The government’s support programs for manufacturers to reduce costs and raise competitive edge while narrowing the gap between domestically produced vehicles and imports should be designed in a synchronous manner, ensuring stability and consistency in the long time, being in line with the trend of international integration, and solidifying consumers and manufacturers’ trust.

The government has issued a decision on special investment incentives, including for R&D centers and innovation and creativity centers, which encourages large Vietnamese corporations to participate in scientific and technological research as well as application in the automotive industry.

Cluster of links

Experiences from countries with a developed auto industry such as Japan, China and Thailand show that industrial clusters play an extremely critical role for the auto industry. Clusters are the place to attract FDI projects of many global automobile corporations as well as satellite suppliers as a vehicle requires over 30,000 components, while vehicle manufacturers only focus on producing main parts and outsource the rest.

At each cluster, enterprises form vertical and horizontal linkages between suppliers and auto assemblers, between after-sales service providers and designers, between businesses operating within the automobile industry, and between them and other parts manufacturers. At the cluster, there is also a broader link between manufacturers and policy making agencies as well as scientific and technological research entities.

Guangzhou City is home to a developed auto industry with the presence of many global automobile giants as China has heavily invested in transport infrastructure, especially roads, and high-speed railways, and in training highly qualified human resources as parts of its charm offensive. When its automobile industry cluster was formed, the city saw financial services, banking and insurance surge rapidly.

In Vietnam, the automobile industry has been developed in some northern and central localities, but an automobile cluster is yet to form. This is a shortcoming that needs to be sorted out. In order to develop automobile clusters, apart from efforts by enterprises, government policies with contributions from ministries, state agencies and local authorities are needed.

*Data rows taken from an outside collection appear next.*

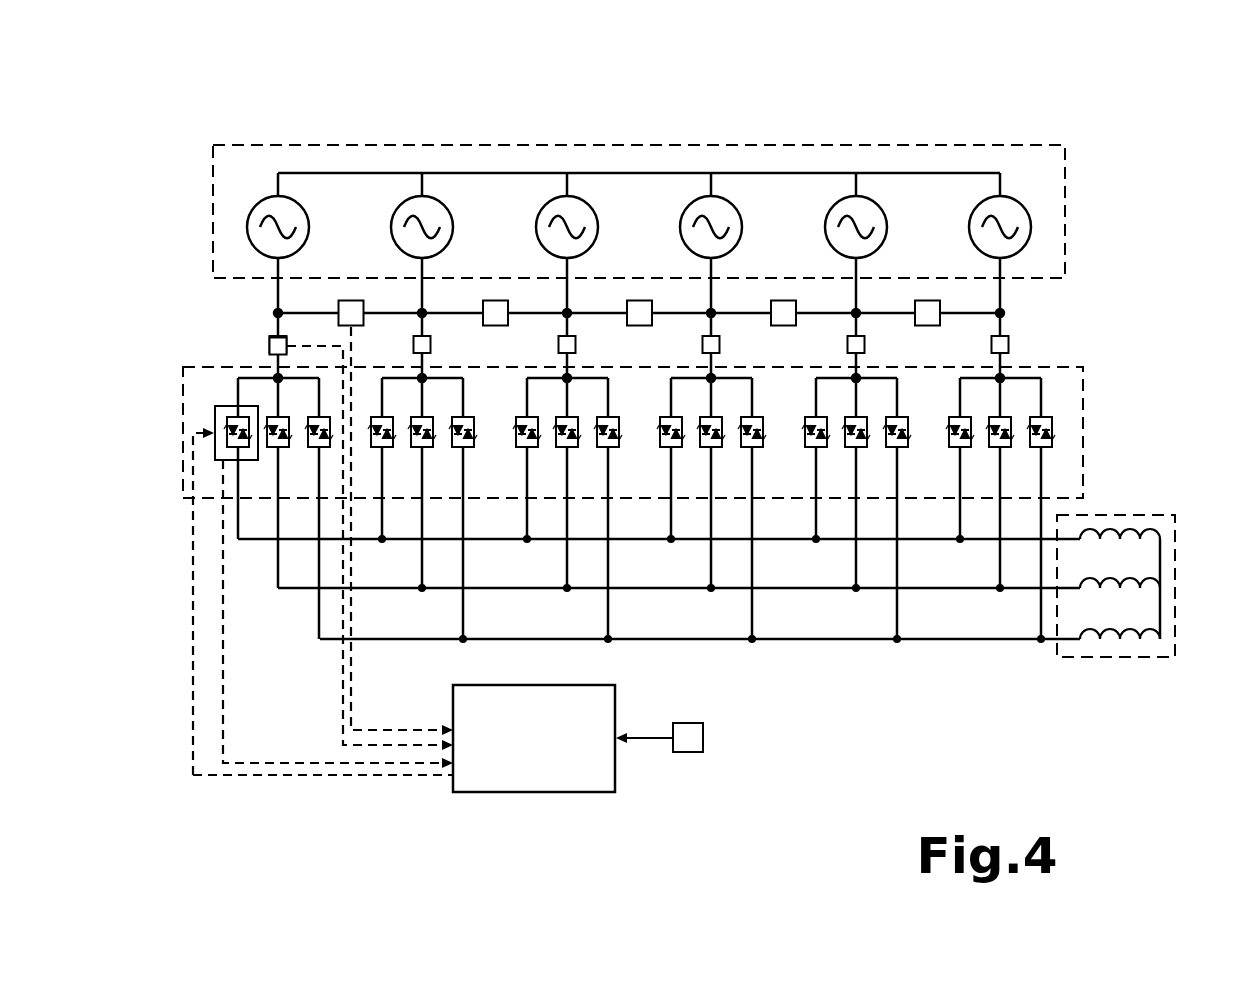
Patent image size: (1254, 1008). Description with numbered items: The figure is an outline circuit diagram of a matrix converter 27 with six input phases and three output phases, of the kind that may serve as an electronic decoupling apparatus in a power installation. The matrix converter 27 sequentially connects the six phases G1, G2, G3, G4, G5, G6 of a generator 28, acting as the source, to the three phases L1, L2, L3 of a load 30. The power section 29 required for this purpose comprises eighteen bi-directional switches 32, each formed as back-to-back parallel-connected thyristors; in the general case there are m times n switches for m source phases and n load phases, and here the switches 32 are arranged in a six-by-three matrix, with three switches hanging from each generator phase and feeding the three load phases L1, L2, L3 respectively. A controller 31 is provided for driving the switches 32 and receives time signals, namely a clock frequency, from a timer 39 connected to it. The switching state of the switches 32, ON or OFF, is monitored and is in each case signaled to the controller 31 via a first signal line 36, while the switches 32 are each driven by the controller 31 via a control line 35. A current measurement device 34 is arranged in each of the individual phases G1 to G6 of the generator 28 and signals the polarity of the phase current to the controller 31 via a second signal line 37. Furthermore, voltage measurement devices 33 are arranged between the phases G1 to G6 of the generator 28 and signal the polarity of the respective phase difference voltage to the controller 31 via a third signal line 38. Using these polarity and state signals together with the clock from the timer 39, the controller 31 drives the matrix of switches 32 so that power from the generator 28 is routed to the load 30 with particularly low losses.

The matrix converter 27 is at (1116, 343).
The generator 28 is at (698, 169).
The power section 29 is at (1083, 434).
The load 30 is at (742, 620).
The controller 31 is at (534, 738).
The bi-directional switch 32 is at (228, 406).
The voltage measurement device 33 is at (351, 300).
The current measurement device 34 is at (270, 342).
The control line 35 is at (192, 710).
The first signal line 36 is at (224, 740).
The second signal line 37 is at (343, 710).
The third signal line 38 is at (351, 660).
The timer 39 is at (690, 752).
The generator phase G1 is at (270, 203).
The generator phase G2 is at (414, 203).
The generator phase G3 is at (559, 203).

On the basis of establishing a number of automobile clusters, production needs to be rearranged to make use of the existing manufacturers’ capacity, while direction for new projects and investors must be clear cut. Collaboration between automobile manufacturers/assemblers and parts suppliers, scientific and technological research facilities and training institutions needs to be enhanced to improve investment efficiency and specialization.

Conclusion

There is huge potential to develop Vietnam’s automobile industry as well as favorable opportunity to turn it into reality, given the Resolution of the 13th Party Congress and a number of resolutions of the Politburo that have underlined the direction and goals for socio-economic development, including industrial development under the 2021-2030 Development Strategy, to join Industrial Revolution 4.0, shift to digital economy, promote digital enterprises, a digital society and a digital government, and build a low greenhouse gas emissions economy, benefiting current and future generations.

The automobile industry development strategy needs to quickly address current shortcomings in both mindset and action that have become apparent over the past three decades so as to accelerate development, improve competitive edge and enhance socio-economic efficiency. In doing this, lessons should also be drawn from the experiences of other countries. A sound auto industry development strategy would contribute to realizing the national goals of industrialization and modernization.

*Prof. Nguyen Mai is chairman of Vietnam’s Association of Foreign Invested Enterprises (VAFIE) and former Vice Chairman of State Committee for Cooperation and Investment, now Ministry of Planning and Investment.